Despite the positive earnings report, brokerage firm CLSA has issued an 'underperform' rating for BHEL shares. CLSA has set a price target of ₹198 per share, indicating an anticipated decline of 19.3% from its previous closing price of ₹245.39. The brokerage acknowledged BHEL's operational turnaround, noting a 14% increase in topline year-on-year and an EBITDA of ₹580 crore compared to a loss in the same quarter last fiscal. However, CLSA expressed reservations about the quality of this growth, attributing it primarily to non-cash forex mark-to-market gains. The firm also pointed out that BHEL remained loss-making in the first half of fiscal year 2026.
A positive aspect highlighted was the resurgence of fossil fuel orders, driven by India's emphasis on energy security, with BHEL's thermal business orders reaching 22 gigawatts (GW) in FY25.
In contrast to CLSA's view, Morgan Stanley maintains an 'overweight' rating on BHEL, with a price target of ₹258, close to the stock's current trading level. The broader analyst sentiment is divided, with eight analysts recommending 'buy', three suggesting 'hold', and nine advising to 'sell' the stock. The stock's intraday high of ₹258.50 brought it closer to its 52-week high of ₹272.10.
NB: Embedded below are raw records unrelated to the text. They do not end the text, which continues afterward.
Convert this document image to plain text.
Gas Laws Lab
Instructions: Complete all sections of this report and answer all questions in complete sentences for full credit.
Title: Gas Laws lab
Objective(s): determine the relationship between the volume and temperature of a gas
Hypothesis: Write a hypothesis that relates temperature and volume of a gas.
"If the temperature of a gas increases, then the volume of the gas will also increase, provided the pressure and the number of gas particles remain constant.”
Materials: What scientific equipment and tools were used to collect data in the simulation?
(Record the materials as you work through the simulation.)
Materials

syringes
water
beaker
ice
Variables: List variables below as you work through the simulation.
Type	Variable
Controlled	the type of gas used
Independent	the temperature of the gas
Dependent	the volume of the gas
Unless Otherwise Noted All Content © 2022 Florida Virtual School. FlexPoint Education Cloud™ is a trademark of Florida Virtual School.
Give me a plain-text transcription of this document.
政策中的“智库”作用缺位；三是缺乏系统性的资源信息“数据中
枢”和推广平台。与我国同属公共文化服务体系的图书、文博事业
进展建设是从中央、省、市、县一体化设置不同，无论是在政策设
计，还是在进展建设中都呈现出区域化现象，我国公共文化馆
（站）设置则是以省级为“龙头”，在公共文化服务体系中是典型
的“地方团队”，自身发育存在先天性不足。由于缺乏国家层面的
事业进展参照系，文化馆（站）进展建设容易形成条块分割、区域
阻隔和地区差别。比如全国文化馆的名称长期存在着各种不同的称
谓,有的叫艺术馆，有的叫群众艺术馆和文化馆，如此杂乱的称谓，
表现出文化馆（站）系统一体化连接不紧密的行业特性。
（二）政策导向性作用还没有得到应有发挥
Impact: This news has a moderate to high impact on the Indian stock market. The mixed analyst ratings create uncertainty and potential volatility for BHEL's stock. Investors will closely watch future order book developments and the company's ability to convert growth into sustained profitability. The price movement indicates immediate investor reaction to the earnings, while analyst views shape medium-term expectations. Rating: 7/10
Heading: Difficult Terms Explained
Backlog-led growth: Growth in revenue or profit that is driven by existing, uncompleted orders or contracts. Topline: Refers to a company's gross revenue or sales, usually reported at the top of the income statement. EBITDA (Earnings Before Interest, Tax, Depreciation, and Amortisation): A measure of a company's operating performance, indicating profitability before accounting for financing, tax, and non-cash expenses. Forex mark-to-market gains: Unrealized profits or losses on foreign currency assets or liabilities due to changes in exchange rates at the reporting date. These are accounting gains/losses that may not reflect actual cash flows. Energy security: The assurance of a stable and adequate supply of energy resources to meet a nation's economic and social needs. Thermal business orders: Orders related to power generation plants that burn fossil fuels like coal or gas. Gigawatt (GW): A unit of power equal to one billion watts, commonly used to measure the capacity of power plants. Underperform: An investment rating given by analysts suggesting that a stock is likely to perform worse than its industry peers or the overall market. Overweight: An investment rating given by analysts suggesting that a stock is likely to perform better than its industry peers or the overall market. Consensus: The general agreement or opinion among a group of analysts or investors regarding a stock's outlook.